Asanni Armon, founder of FTG, credits Langston Hughes and the rent parties of the Harlem Renaissance with the idea to raise money for Black trans people’s rent and gender-affirming surgery costs. “We are just following in those footsteps,” Armon says. “As long as we’ve been affected by the ills of capitalism, especially Black people, we’ve had to do this kind of work.” 

Mutual aid can look like a lot of different things, depending on what you need — while Woodstock has sent money in amounts as big as $800 (and as small as Hendrie’s £75) via PayPal and Venmo, FTG just helped raise $50,000 for 23 young people to receive a year’s worth of hormone replacement therapy, through Point of Pride’s new HRT Access Fund. Historically, mutual aid has been a way for folks on the fringes of mainstream economies to collectively access resources and provide care; look at the Black Panther Party’s breakfast program, or the AIDS activism of ACT UP, and you’ll see the same network formation, sans internet. 

The pandemic put a stop to FTG’s rent parties, but it hasn’t slowed the proliferation of mutual aid programs within the queer community

It’s no coincidence that these networks typically form alongside activism work, says Kirsty Clark, a postdoctoral research fellow at the Yale School of Public Health whose research focuses on LGBTQ mental health. 

“When folks are pushed to the margins, they create social networks through formal or informal channels where people can give each other information and support,” she says. “It’s this coming together to push back against persecution and to forge a feeling of belongingness within the group. And these networks not only produce peer support, but then can also lead to resources for medical care.” 

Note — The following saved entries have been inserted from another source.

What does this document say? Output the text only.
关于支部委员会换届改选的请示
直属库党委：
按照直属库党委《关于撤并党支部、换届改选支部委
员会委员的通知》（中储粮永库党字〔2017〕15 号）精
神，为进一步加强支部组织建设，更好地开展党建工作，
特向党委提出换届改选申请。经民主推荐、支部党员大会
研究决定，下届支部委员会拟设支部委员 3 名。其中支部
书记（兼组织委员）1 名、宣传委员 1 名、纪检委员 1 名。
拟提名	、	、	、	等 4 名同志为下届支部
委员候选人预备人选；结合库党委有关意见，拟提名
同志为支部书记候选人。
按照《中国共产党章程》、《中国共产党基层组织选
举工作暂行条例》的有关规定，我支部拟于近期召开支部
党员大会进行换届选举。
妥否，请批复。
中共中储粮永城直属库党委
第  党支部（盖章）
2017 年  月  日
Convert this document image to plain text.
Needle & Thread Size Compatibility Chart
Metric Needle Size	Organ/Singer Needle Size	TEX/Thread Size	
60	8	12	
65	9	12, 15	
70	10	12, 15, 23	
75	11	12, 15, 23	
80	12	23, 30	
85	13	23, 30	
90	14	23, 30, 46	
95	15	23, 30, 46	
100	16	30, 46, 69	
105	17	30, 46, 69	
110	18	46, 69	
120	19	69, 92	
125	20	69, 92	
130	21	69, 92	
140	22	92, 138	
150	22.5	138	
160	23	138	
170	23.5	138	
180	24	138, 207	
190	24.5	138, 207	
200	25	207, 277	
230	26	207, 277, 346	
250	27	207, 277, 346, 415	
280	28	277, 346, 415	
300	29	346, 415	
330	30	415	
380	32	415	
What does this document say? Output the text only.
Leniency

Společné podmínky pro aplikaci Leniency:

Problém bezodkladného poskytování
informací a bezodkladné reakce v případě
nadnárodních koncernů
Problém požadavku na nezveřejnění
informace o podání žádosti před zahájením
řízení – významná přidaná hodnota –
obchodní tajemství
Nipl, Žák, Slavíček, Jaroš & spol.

While the pandemic has put a stop to FTG’s rent parties, and forced organizations like Trans Defense Fund LA (TDFLA) to host their self-defense courses online, it has not slowed the proliferation of mutual aid programs within the queer community — quite the opposite. TDFLA just shipped out another 200 self-defense kits for trans folks in LA; FTG announced on February 8th that, since its inception in July 2019, $1.1 million has been redistributed to Black trans folks around the world; Woodstock, of Gender Reveal, raised $100,000 in one month alone. Clearly, the practical implications of mutual aid are real, and, often, life-saving. 

“The biggest success is that we are supplying people with the necessary tools they need and it’s going in their hands,” says Nikki Nguyen, the organizer behind TDFLA. “That’s the biggest part — just being able to provide this for the trans community.”